22.12.2001 Sueddeutsche Zeitung
Bernhard Küppers

Sueddeutsche Zeitung: Petritsch:”Bosnien ist noch schwach”

Der internationale Bosnien- Beauftragte Wolfgang Petritsch sieht sich im Gefolge der weltweiten Terror- Bekämpfung unerwartet in einem seiner wichtigsten Ziele bestärkt: der Staatsbildung in dem ethnisch geteilten ehemaligen Kriegsgebiet. Während die Amerikaner bei der Nato auf eine Verminderung der Friedenstruppen auf dem Balkan dringen, stößt Petritsch in Washington auf Verständnis für das, was er seine „Staatsbildungsphilosophie” nennt. Sein Engagement dafür hat sich schon in einen gesamtbosnischen Grenzdienst und neue Ministerien der Zentralregierung in Sarajewo niedergeschlagen.
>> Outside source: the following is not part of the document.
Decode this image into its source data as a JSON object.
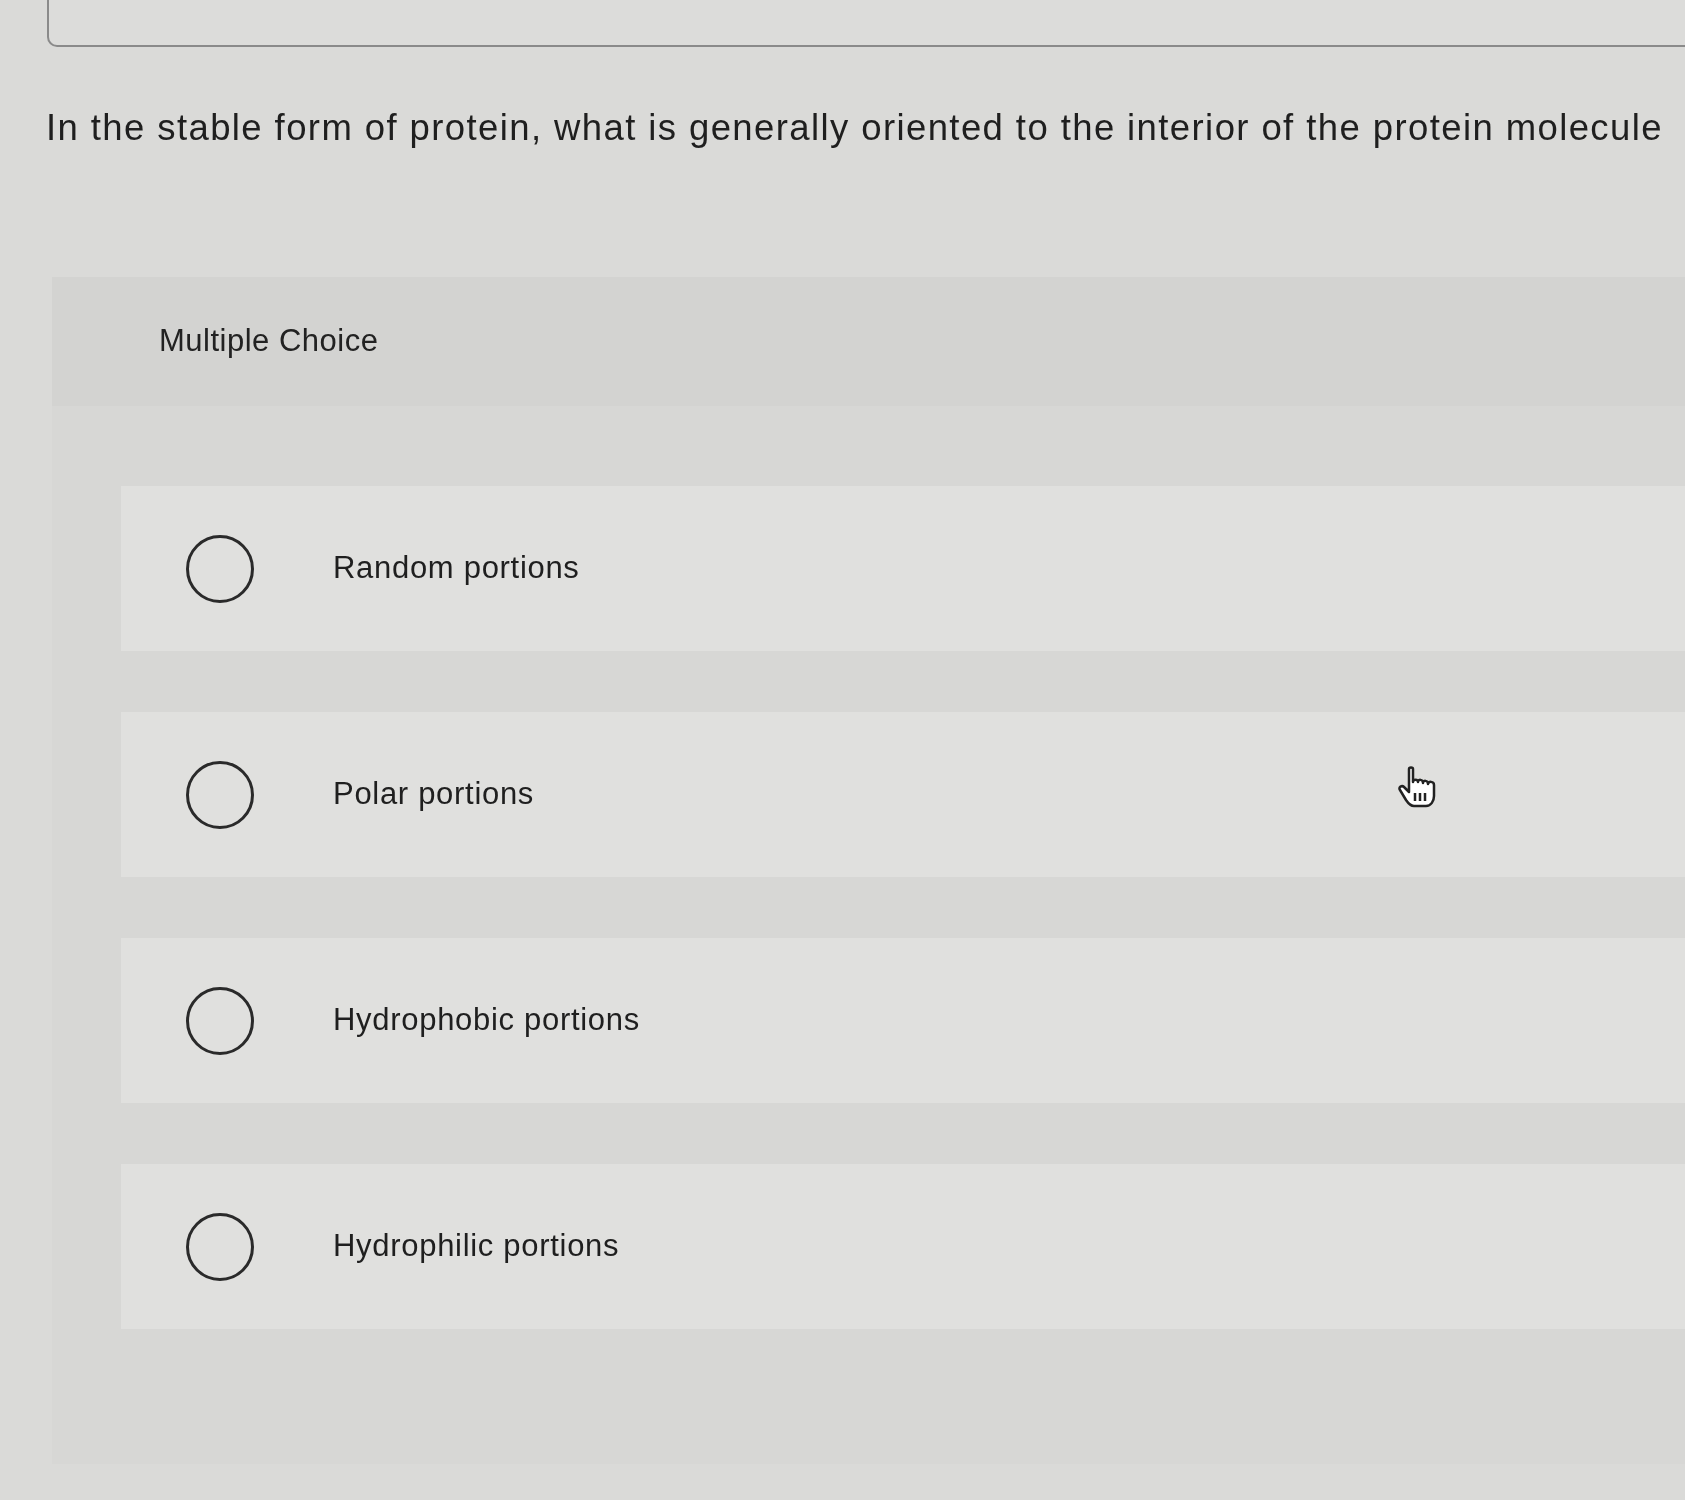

Nach der Intervention gegen die Herrschaft der Taliban in Afghanistan sei manchem seiner Kritiker klar geworden, „dass man sich mit einem solchen Eingreifen unweigerlich in einen mühsamen Staatsbildungsprozess einklinkt”, sagte Petritsch der Süddeutschen Zeitung. Bosnien aber sei noch immer ein „schwacher Staat” ohne ausreichend funktionierende Institutionen und darin Afghanistan ähnlich.

Der ehemalige Botschafter in Belgrad und Kosovo-Unterhändler der EU kennt Südosteuropa besser als seine Vorgänger in Bosnien, Carl Bildt und Carlos Westendorp. Kaum weniger als jene verstrickte er sich jedoch in die Kompetenzstreitigkeiten, wie zwischen seiner koordinierenden Behörde, dem Amt des Hohen Repräsentanten und den Missionen der UN unter dem ideenreichen Amerikaner Jacques Klein oder auch der OSZE. Auf einer Berliner Beratung der mit Bosnien beschäftigten Europäer wurde vergangenes Frühjahr der Ruf nach einer Verschlankung der internationalen Präsenz geboren. Anfang Dezember billigte der Lenkungsausschuss der in Bosnien engagierten Staaten und Organisationen ein Modell Petritschs im Großen und Ganzen. Die UN-Mission läuft mit dem Jahr 2002 aus. Für die UN-Polizeimonitore wird die EU oder OSZE zuständig werden. Letztere ist nicht länger Organisator von Wahlen in Bosnien.

Vor Jahresmitte soll der Österreicher Petritsch durch den britischen Liberaldemokraten Paddy Ashdown abgelöst werden. Petritsch wird Wiener Botschafter bei den internationalen Organisationen in Genf.